The Group’s new platform roadmap will include four elements, hardware, software, batteries and charging, and mobility services, to reduce complexity, leverage economies of scale and synergies between brands, and generally accelerate the Group’s transformation.
“Electrification and digitalisation are changing the vehicle faster and more radically than ever before. Economies of scale are absolutely critical for both issues. Our platform roadmap will put us in an even better position to tap the full potential of our Group alliance. By pooling the strengths of our strong brands, we will thus be able to scale up our future technologies even faster and maximize the number of people benefiting from them,” commented Herbert Diess, CEO of Volkswagen Aktiengesellschaft.
Volkswagen’s platform strategy for batteries and charging
To begin in 2023, Volkswagen Group plans to introduce a unified cell to be scaled around the world. By 2030, Volkswagen plans to have the unified cell installed in 80 per cent of all its electric vehicles across its brands, reducing the cost of battery cells by up to 50 per cent in the entry level segment, and up to 30 per cent in the volume segment.

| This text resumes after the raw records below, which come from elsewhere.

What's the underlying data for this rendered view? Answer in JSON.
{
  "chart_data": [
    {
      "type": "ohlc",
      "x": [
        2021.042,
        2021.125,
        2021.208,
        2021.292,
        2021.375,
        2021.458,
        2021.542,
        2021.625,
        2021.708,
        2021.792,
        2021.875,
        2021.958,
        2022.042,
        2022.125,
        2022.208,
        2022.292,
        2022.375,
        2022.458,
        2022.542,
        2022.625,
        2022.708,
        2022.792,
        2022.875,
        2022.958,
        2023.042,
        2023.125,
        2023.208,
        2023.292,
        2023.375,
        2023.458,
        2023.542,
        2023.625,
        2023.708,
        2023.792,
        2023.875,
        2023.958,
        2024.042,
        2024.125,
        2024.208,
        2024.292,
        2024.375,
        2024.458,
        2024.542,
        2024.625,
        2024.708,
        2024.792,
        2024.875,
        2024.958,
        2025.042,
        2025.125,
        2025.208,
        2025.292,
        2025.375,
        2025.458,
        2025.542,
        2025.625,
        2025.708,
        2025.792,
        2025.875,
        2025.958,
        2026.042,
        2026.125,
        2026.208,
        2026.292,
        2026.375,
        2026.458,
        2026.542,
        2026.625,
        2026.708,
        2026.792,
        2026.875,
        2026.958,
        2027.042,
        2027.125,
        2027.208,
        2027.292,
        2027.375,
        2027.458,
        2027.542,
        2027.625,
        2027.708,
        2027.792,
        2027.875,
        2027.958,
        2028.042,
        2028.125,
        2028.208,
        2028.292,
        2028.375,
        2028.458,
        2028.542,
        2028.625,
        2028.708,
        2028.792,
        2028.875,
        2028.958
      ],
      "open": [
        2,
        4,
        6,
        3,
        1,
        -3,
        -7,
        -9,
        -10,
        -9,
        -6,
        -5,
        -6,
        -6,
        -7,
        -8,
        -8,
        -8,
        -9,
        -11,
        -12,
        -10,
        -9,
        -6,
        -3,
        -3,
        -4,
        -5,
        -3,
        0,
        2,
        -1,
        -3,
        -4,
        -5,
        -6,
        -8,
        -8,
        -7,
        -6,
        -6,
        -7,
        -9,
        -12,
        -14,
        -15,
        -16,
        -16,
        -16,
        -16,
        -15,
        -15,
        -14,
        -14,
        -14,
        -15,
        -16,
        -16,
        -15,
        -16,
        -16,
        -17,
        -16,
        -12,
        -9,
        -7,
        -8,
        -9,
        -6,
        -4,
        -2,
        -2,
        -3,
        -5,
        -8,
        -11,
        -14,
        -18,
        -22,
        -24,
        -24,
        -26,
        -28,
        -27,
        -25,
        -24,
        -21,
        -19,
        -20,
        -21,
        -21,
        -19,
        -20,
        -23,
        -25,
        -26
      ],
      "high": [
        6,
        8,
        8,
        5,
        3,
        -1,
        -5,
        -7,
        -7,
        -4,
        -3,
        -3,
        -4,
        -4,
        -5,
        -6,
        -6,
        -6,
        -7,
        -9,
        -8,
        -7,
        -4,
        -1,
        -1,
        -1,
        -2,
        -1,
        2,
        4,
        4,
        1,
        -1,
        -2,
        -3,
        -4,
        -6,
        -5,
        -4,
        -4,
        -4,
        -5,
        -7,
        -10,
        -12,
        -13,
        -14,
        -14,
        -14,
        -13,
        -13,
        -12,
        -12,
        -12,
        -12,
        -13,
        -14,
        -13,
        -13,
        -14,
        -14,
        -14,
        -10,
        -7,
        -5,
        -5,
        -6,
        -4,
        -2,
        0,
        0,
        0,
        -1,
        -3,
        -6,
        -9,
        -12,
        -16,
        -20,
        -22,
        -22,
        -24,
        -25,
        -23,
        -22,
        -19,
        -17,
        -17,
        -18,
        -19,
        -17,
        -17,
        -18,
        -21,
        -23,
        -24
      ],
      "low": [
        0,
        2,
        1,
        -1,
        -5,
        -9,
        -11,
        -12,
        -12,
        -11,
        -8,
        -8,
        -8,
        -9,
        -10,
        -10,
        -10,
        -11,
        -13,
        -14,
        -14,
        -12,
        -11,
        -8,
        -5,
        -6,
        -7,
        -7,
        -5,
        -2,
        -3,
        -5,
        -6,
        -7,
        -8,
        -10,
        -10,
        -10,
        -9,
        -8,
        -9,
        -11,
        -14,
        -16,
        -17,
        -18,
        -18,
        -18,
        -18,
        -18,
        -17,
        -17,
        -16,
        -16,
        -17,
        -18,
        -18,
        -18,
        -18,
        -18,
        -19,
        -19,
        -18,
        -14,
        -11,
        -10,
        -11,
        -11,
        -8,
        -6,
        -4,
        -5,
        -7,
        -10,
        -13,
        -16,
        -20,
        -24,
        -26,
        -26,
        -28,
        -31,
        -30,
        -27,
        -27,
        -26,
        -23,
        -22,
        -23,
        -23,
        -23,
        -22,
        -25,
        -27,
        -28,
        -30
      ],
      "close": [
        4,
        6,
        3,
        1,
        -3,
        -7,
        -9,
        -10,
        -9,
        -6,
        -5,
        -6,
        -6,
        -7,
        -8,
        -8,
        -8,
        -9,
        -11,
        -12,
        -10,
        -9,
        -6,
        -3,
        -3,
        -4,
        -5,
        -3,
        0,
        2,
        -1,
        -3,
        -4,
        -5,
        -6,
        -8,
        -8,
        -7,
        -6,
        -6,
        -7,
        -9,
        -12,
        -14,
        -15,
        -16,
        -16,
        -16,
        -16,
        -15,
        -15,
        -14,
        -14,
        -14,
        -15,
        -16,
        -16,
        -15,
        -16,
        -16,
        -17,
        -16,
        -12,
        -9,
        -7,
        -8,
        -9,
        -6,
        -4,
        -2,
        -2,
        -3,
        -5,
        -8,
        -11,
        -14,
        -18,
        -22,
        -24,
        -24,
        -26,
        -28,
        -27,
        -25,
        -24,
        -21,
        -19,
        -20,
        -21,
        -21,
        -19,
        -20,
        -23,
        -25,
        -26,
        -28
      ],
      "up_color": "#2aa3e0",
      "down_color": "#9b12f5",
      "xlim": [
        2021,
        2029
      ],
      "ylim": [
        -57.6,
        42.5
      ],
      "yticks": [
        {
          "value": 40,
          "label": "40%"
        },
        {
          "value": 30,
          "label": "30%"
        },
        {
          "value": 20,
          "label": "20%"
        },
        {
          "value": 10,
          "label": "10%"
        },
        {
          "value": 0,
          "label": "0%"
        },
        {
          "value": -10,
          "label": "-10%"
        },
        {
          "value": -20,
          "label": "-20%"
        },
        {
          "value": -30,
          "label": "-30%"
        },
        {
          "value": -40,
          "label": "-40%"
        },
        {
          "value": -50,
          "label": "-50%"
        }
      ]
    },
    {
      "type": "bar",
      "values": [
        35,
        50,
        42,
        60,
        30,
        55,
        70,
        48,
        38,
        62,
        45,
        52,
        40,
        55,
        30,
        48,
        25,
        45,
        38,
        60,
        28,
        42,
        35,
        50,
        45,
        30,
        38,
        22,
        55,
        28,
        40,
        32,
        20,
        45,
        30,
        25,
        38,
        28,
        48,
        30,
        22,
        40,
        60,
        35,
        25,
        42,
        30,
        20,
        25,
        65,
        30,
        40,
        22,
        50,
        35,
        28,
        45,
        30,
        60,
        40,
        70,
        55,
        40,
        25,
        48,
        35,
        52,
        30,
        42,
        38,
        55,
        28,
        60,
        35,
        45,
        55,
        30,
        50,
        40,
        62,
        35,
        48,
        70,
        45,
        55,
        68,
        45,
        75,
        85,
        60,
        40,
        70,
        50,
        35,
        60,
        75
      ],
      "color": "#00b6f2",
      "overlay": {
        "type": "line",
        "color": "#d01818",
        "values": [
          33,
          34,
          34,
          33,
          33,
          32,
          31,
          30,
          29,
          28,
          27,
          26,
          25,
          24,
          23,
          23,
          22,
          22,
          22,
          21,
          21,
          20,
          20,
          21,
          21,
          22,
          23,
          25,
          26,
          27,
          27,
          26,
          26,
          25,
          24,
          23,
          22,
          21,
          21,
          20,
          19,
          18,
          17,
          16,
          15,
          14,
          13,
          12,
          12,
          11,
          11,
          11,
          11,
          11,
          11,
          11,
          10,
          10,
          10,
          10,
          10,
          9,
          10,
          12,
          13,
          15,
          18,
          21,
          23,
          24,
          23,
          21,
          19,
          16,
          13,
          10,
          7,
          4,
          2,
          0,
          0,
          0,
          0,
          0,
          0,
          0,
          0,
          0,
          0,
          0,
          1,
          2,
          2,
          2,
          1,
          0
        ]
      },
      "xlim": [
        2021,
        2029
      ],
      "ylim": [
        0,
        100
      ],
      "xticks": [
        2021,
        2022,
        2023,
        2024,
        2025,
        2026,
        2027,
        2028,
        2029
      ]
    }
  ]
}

In order to ensure that it meets the demand for battery cells, Volkswagen Group - alongside its partners - plans to build six cell factories (Gigafactories) with a total capacity of 240 gigawatt hours in Europe by the end of the decade.
Volkswagen Group’s ‘big electric offensive’
With ambitions to be a global market leader in electric mobility by 2025, Volkswagen Group reports that it more than tripled its sales of all-electric vehicles in 2020.
To continue its ambitions, Volkswagen Group plans to invest €46 billion in electric mobility and hybridisation over the next five years.